Imagine what it be like to ‘overcome fear’ or even better, to commit ‘to show up in spite of it’?  What would your life look like if you decided to live without shame?  How would that impact the choices you made on a daily basis? Or what if you went on a campaign to ‘banish regret’ and ‘conquer procrastination’?  Or determined to be proud of yourself everyday?  How might the lives of the people you touch be impacted if you vowed to ‘practice kindness’ and ‘live with compassion’?  How might deciding to ‘leave a legacy of love’ change the lives of your children?

These things seem big…I know…sometimes too big…. But I assure you, these are achievable goals.  Profound commitments which when made (and kept) will have the most far-reaching positive consequences on your life of anything you ever endeavor to do.  And ironically, goals which are easier to keep than committing to achieving a 10% increase in revenues.  Why?  Because they are within your control.  Entirely.

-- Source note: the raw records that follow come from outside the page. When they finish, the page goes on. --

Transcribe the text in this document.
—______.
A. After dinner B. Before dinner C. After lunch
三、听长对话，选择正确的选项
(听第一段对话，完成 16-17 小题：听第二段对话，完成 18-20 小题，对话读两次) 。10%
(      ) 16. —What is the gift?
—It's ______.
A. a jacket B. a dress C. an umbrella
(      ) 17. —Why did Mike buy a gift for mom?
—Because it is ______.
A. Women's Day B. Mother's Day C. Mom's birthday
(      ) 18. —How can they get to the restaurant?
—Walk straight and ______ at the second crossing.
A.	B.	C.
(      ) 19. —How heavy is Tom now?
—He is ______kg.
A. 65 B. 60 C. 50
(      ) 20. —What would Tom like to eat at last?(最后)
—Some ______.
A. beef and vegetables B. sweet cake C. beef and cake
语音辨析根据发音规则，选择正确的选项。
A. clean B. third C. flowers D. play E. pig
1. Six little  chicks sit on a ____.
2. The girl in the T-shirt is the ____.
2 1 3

So this year, I encourage you to start here.  Start with the big things––the perspective shifters; the game changers.  The broad sweeping goals that you, (being you) will eventually take out and look at; dissect and contemplate; create intentions towards and myriad action lists and to dos for.  But not today.  Today, on this glorious first day of the New Year, put your spreadsheets back in the closet alongside that dusty old inventory of last year’s goals.  Bury them along with the ‘punitive’ and ‘never would work’ and slam that door shut.  And once you have, sit back and smile at the marvel that is your family, squeeze your lover’s hand, or simply delight in the way the morning light illuminates the landscape.

Take a breath, a sip of coffee and make your first commitment of the New Year.  Commit to make way for the positive.  Even for a day. For this day be willing to suspend judgement; silence your inner critic; muzzle the “A”.  Open your heart and mind and commit to the art of the possible.